Table 11. The numbers of elements used for different numerical methods.

	Model 1	Model 2	Model 3	Model 4	Model 5
Present	252	39	142	329	580
Ref [37]	4410	—	—	—	—
Ref [6]	—	—	—	—	—
Ref [38]	—	423	—	—	—
Ref [7]	—	—	2494	—	—
Ref [8]	—	—	—	—	—
Ref [40]	—	—	—	3678 nodes	—
Ref [41]	—	—	—	2489 nodes	—
Ref [42]	—	—	—	—	3600 collocation points
Ref [43]	—	—	—	—	1858 physical patches

Model 1: A central straight crack plate; Model 2: A slanted single-edge crack plate; Model 3: The offset double-edge cracks plate; Model 4: A branched crack in an infinite plate; Model 5: A crucifix crack in a square plate.

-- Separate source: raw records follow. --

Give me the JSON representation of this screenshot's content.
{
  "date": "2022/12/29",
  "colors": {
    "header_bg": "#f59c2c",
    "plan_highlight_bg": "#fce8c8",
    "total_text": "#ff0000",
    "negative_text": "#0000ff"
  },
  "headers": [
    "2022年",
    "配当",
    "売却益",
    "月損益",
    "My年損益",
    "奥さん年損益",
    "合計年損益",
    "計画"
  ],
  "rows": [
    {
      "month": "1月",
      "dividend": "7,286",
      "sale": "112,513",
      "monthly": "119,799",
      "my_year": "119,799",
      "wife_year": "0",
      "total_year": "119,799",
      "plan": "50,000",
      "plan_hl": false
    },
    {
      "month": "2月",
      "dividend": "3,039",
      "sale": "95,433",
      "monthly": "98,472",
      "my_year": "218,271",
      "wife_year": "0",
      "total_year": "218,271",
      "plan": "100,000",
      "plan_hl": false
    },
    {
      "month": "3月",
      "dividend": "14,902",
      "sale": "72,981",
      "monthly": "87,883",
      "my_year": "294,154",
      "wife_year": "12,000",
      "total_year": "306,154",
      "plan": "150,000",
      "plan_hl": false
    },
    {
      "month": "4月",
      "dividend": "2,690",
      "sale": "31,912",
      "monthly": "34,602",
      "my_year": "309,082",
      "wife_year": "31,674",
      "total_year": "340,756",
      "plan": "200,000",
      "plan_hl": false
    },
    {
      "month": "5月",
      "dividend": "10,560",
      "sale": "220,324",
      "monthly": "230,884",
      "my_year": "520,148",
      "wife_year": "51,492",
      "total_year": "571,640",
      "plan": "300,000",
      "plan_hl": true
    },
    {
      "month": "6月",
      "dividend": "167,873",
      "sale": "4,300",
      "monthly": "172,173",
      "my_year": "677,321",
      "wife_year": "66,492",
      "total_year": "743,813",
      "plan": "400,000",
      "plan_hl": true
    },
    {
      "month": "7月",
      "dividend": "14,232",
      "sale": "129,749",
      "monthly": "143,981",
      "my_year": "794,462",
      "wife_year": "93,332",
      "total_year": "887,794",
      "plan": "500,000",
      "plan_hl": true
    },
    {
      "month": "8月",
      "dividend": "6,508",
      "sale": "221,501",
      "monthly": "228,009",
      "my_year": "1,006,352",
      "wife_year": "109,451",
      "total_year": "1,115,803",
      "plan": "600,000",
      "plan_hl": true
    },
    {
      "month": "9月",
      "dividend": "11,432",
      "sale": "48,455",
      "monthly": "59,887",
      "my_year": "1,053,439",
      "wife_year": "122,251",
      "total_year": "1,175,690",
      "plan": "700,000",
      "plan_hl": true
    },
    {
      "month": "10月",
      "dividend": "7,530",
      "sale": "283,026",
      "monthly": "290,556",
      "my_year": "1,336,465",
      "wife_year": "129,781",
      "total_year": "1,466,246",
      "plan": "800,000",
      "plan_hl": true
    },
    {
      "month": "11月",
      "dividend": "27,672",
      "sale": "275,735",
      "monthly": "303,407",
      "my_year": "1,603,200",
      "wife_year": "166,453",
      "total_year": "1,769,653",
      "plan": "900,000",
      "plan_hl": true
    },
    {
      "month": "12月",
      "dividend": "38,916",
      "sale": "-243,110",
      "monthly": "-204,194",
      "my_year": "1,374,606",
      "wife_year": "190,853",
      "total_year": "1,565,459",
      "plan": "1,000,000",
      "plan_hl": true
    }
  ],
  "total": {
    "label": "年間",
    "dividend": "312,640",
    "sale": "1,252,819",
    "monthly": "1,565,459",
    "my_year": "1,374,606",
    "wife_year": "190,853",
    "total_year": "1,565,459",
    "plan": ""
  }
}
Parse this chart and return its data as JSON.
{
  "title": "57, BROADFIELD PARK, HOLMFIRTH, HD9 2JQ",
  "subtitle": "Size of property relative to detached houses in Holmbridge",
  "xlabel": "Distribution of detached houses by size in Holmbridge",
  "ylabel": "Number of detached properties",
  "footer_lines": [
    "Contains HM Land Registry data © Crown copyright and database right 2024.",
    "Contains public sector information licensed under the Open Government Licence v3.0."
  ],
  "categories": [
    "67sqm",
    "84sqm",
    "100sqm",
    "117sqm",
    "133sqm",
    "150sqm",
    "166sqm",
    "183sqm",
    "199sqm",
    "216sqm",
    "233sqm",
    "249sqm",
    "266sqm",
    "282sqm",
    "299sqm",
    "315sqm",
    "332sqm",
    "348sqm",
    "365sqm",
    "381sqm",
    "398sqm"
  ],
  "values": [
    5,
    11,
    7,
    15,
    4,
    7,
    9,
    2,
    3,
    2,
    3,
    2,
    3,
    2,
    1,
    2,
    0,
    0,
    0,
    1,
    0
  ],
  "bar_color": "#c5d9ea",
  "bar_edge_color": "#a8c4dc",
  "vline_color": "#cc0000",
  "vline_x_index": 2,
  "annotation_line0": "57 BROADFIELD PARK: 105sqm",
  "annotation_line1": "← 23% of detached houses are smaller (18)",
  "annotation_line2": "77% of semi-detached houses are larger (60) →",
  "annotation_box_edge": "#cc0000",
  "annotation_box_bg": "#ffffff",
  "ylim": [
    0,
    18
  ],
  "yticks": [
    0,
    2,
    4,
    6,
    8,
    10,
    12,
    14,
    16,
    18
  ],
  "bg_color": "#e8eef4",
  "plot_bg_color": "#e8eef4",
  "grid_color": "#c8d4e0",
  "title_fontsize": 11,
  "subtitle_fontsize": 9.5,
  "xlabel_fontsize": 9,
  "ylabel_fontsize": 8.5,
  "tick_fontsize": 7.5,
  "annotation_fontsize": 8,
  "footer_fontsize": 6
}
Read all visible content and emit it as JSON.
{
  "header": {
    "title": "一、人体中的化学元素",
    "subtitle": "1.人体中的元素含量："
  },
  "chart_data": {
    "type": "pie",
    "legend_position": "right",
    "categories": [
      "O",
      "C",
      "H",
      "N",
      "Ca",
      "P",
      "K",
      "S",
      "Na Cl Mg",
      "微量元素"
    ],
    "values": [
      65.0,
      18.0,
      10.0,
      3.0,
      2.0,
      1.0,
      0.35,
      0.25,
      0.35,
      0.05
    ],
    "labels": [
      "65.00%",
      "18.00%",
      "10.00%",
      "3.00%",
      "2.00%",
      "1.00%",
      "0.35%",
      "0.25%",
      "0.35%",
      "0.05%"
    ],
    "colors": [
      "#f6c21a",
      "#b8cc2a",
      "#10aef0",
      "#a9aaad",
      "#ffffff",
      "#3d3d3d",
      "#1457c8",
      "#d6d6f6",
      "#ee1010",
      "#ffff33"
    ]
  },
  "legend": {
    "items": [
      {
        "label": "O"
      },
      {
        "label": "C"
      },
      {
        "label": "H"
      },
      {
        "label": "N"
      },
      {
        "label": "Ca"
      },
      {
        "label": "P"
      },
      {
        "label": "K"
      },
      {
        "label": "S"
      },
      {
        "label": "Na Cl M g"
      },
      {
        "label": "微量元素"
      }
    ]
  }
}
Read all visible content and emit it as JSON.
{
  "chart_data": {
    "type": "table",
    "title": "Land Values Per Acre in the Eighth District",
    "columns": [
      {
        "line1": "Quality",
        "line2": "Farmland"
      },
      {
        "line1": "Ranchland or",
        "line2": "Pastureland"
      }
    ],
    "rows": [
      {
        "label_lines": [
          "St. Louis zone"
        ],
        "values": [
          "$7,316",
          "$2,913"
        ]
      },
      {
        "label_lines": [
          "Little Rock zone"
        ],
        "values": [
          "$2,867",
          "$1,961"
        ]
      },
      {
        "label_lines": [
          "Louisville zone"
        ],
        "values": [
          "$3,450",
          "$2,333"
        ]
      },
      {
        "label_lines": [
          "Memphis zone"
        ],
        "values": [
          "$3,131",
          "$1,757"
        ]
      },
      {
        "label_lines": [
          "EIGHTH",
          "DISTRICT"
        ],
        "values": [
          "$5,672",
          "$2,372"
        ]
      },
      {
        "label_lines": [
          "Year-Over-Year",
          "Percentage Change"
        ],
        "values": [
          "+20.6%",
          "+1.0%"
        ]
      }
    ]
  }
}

. In the computations of the first model, the total number of discretizing meshes is 252, and the maximum DOF is 15,678; in the second to the fifth models, the total number of discretizing meshes is 39, 142, 329 and 580, respectively, and the maximum DOF is 2524, 9064, 20,722 and 36,206, respectively. The above examples show that coarse meshes are enough to obtain quite accurate SIFs using the present method. It can be seen that the convergences are very fast with the increasing of degree p from 1 to 8, the accuracy of the SIFs obtained by the present method is also satisfactory, and the SIFs have better stability.

5. Conclusions

The SIFs of several classical LEFM models were evaluated based on the P-FEM and CIM, and compared with the results in the literature to verify the effectiveness and accuracy of the present method. The following conclusions can be drawn:

• The computation based on the P-FEM and CIM only needs a fewer number of meshes (less preprocessing), has a faster convergence rate, which can not only be used to analyze the single-crack problems, but also can be used to calculate the SIFs of multiple-crack problems. Furthermore, the present method can also be used to analyze three-dimensional fracture problems and simulate the crack growth path.
• The CIM is a super-convergent method based on the Betti’s theorem of reciprocal works. The SIFs are derived by using the displacements and stresses of higher accuracy on the integral path. Therefore, the CIM can obtain results of relatively higher precision.
• The P-FEM does not need fine meshes, has a faster convergence rate and higher accuracy. However, in the study of crack propagation behavior, it is inevitable to meet the problem of remeshing. On the other hand, the XFEM need not consider the internal geometry of structures and materials; it employs the partition of unity (PU) concept to simulate fracture and crack propagation. The XFEM uses the enrichment functions to reflect the local characteristics of the crack tip and avoids remeshing of meshes. The high-order extended finite element method (high-order XFEM), a combination of the P-FEM with XFEM, will probably have the advantages of both: avoiding remeshing as well as obtaining higher accuracy. The study of the high-order XFEM will be an interesting issue.